Precision neuro-imaging in both research & clinical care has the potential to deliver personalised diagnostic and treatment approaches. Artificial intelligence is expected to play a huge role in transforming neuro-imaging, through automation and increased productivity, enhanced reporting accuracy and the rapid identification of critical abnormalities.
In SNAC, we are committed to develop artificial intelligence algorithms and software platforms that seamlessly integrate with radiology clinical workflows. Key methods in deep learning technology, including classification, segmentation and augmentation, are employed to solve specific problems in the domain of neuro-imaging.
The number and spread of lesions in the patient’s parenchyma has become crucial information about the patient’s disease status. However, a manual operation by radiologist is a tedious and time-consuming task.
A deep learning model with segmentation techniques can shrink the time needed to determine lesion volume to just 3 seconds. This is a significant saving in time and cost, and makes it possible for using such quantitative analysis result in clinical practice.
This image shows a side-by-side comparison of multiple sclerosis lesion segmentation. Left image shows manual lesion segmentation, while right shows fully automated lesion segmentation, performed by AI algorithms developed by SNAC.
Intracranial hemorrhage is a critical abnormality requiring urgent and intensive medical treatment. However, reviewing the medical images of the patient’s cranium is a complicated process and often time consuming. AI algorithm with deep learning models, trained with dataset that is golden labelled by certified radiologists, is able to detect acute intracranial hemorrhage in CT images within seconds.

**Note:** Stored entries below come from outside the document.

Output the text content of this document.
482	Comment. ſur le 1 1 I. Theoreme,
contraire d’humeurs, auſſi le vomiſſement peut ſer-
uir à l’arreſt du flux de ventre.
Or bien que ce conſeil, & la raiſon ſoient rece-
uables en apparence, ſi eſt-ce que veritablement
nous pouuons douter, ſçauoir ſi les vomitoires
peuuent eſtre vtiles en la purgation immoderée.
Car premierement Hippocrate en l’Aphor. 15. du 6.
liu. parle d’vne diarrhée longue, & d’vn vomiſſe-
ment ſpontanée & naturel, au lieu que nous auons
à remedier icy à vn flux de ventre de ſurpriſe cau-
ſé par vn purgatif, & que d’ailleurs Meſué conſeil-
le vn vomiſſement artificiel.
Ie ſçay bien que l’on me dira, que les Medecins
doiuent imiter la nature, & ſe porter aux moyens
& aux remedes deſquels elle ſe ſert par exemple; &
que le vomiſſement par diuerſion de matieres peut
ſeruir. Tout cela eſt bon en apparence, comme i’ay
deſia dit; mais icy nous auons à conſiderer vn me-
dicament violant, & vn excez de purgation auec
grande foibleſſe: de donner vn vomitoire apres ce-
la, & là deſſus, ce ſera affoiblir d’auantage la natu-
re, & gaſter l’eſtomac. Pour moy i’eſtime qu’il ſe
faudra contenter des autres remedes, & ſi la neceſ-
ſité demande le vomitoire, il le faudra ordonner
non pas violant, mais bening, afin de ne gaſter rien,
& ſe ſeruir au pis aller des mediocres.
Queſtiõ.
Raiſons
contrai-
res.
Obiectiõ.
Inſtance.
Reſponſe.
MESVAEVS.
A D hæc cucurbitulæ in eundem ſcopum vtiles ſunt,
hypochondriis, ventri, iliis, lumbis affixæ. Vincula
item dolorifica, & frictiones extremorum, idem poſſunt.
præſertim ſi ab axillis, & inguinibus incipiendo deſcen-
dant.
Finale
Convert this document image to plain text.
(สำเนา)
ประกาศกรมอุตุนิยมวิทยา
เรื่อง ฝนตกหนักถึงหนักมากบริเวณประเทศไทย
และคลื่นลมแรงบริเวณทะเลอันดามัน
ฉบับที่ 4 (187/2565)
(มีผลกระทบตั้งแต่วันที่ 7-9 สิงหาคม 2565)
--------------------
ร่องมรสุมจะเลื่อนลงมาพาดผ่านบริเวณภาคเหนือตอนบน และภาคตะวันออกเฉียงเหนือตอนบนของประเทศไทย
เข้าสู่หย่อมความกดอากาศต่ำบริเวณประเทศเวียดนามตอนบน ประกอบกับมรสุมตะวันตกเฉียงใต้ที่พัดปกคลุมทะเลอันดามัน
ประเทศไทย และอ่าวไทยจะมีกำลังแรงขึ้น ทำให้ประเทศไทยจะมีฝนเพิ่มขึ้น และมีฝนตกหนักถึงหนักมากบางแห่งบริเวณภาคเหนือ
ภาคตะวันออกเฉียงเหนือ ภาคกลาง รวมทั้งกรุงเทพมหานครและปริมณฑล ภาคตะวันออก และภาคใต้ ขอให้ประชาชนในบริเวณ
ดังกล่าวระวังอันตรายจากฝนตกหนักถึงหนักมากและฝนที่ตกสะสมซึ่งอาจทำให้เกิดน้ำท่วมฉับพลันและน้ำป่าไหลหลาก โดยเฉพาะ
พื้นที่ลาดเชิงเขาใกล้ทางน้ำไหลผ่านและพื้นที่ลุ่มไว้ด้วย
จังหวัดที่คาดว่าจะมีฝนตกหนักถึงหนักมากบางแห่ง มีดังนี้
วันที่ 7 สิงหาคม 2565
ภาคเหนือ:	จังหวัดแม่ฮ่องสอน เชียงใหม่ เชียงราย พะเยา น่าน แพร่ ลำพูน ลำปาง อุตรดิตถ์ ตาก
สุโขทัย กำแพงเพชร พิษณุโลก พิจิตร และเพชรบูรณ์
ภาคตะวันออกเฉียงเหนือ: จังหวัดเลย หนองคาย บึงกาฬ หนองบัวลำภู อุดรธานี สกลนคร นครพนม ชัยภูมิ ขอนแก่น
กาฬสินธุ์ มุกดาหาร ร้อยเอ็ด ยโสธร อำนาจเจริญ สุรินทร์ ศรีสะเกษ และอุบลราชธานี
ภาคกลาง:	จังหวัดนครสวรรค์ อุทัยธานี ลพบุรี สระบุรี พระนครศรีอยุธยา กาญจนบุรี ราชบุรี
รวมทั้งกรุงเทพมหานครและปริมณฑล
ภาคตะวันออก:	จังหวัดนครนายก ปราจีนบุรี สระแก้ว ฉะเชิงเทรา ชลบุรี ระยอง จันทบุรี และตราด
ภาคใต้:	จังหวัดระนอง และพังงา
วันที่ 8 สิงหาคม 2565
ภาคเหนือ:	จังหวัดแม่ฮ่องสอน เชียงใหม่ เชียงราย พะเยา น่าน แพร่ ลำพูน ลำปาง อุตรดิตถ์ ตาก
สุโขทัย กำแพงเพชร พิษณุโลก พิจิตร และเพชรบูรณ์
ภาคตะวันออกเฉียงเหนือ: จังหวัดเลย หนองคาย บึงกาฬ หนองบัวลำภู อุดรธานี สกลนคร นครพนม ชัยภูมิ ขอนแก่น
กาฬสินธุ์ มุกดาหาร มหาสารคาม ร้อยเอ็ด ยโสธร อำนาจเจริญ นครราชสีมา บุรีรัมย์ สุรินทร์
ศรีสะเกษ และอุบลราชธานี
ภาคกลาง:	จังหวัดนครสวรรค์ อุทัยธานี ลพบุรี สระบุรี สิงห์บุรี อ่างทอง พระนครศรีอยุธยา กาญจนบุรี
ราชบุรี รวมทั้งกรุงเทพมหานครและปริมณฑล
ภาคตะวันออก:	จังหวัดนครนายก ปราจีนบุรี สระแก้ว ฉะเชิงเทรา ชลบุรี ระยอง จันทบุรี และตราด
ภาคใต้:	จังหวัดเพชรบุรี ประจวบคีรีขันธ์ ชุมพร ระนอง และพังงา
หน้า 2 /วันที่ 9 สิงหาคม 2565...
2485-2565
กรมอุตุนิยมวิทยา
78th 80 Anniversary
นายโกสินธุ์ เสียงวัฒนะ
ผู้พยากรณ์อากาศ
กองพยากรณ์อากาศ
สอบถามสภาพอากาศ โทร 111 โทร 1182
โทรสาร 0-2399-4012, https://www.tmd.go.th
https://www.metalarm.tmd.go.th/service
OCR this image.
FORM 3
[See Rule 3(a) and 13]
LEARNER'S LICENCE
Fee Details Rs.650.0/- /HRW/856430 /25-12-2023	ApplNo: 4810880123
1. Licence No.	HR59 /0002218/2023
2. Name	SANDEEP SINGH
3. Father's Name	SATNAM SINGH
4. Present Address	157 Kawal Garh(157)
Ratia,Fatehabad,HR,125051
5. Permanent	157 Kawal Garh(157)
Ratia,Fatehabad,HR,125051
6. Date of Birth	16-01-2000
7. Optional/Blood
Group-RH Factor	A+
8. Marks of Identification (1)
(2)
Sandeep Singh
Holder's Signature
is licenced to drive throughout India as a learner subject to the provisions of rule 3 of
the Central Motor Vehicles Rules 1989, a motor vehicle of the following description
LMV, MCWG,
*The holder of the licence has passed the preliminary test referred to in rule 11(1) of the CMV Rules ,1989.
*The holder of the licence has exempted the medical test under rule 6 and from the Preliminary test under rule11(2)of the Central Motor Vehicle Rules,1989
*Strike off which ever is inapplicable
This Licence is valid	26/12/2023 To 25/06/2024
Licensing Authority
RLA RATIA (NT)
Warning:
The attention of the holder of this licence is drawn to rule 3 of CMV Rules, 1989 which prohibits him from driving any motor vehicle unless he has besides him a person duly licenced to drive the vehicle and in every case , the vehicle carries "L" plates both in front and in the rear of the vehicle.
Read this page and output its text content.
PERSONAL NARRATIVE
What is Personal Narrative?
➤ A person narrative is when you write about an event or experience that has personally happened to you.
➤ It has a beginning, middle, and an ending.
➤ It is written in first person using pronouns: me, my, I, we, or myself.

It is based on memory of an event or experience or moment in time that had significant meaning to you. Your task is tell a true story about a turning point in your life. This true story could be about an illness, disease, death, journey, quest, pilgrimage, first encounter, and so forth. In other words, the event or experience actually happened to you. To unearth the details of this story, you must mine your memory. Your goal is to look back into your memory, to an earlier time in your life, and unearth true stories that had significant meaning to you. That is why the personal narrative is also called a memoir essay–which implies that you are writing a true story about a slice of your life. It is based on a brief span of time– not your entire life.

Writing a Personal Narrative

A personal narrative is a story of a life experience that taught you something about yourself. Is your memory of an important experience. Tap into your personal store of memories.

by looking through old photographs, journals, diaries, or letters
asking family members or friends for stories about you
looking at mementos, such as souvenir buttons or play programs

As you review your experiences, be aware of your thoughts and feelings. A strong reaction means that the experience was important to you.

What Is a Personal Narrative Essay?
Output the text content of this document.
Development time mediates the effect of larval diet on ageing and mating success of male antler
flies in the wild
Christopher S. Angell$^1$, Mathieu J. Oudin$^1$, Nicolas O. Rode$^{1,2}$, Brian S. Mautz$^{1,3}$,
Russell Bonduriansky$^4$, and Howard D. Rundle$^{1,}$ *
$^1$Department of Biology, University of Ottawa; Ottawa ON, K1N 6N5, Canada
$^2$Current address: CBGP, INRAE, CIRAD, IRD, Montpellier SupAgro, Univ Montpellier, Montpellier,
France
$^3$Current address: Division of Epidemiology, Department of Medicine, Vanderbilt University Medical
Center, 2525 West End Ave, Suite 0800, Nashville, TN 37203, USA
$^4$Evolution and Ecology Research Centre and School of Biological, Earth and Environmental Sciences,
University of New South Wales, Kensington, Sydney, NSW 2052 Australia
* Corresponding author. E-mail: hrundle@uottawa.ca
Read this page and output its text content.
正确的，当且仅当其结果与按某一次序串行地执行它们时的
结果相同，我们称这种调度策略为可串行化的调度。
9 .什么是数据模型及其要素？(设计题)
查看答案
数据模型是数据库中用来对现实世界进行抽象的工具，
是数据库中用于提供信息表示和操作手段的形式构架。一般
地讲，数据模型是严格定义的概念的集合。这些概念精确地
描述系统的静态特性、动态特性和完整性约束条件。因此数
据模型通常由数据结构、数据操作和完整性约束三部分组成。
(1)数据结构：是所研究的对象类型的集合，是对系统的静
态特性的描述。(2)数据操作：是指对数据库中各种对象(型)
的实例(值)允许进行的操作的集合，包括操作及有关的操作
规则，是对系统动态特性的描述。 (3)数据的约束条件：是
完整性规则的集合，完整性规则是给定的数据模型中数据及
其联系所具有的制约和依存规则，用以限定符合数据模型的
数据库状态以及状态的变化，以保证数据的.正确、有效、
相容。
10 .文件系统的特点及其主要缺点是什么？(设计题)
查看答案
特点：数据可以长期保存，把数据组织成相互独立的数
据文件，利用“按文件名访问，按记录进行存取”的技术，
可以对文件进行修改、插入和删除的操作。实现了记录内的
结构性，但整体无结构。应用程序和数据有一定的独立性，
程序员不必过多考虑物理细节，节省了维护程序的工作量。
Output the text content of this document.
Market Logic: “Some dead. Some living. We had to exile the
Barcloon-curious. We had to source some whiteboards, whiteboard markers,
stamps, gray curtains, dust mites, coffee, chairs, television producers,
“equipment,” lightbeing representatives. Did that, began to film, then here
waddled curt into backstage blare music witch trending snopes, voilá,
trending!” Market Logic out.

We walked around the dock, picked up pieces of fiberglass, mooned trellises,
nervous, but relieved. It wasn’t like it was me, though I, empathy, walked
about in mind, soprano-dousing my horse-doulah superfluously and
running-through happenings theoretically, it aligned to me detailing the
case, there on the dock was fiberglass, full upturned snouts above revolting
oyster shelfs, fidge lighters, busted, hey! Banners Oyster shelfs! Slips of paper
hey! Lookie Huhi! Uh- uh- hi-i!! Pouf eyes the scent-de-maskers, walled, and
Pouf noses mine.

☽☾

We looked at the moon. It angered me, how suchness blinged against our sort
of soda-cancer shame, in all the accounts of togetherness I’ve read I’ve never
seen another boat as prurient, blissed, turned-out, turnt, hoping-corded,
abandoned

Automatic triage results are reflected on RIS system, informing radiologists to review critical cases as a priority.
Multiple sclerosis white matter lesions have a heterogeneous appearance on T1-weighted MRI images that reflects the severity of tissue injury. Hypointense white matter lesions are often misclassified as grey matter or cerebrospinal fluid by automated segmentation algorithms, resulting in biased brain substructure volume assessment.
Using inpainting techniques by imaging augmentation based on AI algorithm can mitigate this issue, thus improve the accuracy and consistency of brain volume measurement results from automatic analysis pipelines.